I cannot help to think here of many who oppose wars (my self one of them, since I think we have mastered the age of reason so we don’t need to fight for ideological reasons any more-while people can, and do, die for more important things, like their lives) might have to rethink their stand. Sometimes when powers take a non-involved position people suffer. I’m specifically thinking of two necessary wars. One, the American civil war, that in my opinion came too late…ending slavery was one of the causes but most importantly, in brought this country to the modern times without any preparation. From slavery to modernism-what a disaster! I might get back to that some other time. The other, is the war against the Ottoman Empire. Not one single country could organize enough with others to un-friend them and end the tyranny of slavery all over Europe. When the Russians came south to help, they were negotiated to return, and so they did.
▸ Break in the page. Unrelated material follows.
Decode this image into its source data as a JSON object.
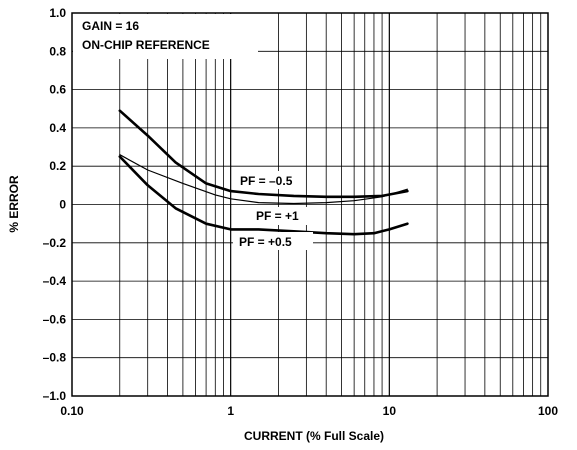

Things of course did not happen the way I’m explaining them. They actually happened in a million other ways, depending on who is telling the story. And so my answer is that war and personal political preferences, either economic or ideological, always play apart.
EBB in “The Greek Slave” judges the art as unauthentic, not because it is not beautiful, but because it has not captured the agony of the slave. In indirect ways she compares her poetry to that of the sculpture and knows that her poetry can make justice to the slaves as well as to the statue by pointing out its lack of honesty.
“They say Ideal beauty cannot enter
The house of anguish. On the threshold stands
An alien Image with enshackled hands
It is alien because it is not authentic and if we compare it to her poem, “the Runway Slave at Pilgrim’s Point” when she says, “wrong followed by a deeper wrong!” The idea of Pilgrims having been in the same place of slavery and murder, the only thing she does not bring up in her poem is a sense of freedom the Pilgrims sought, but its absence is the gap between that and slavery. The lack of promise of freedom untold results in slavery. Here EBB plays with the powers of language and art and the political power invested in both.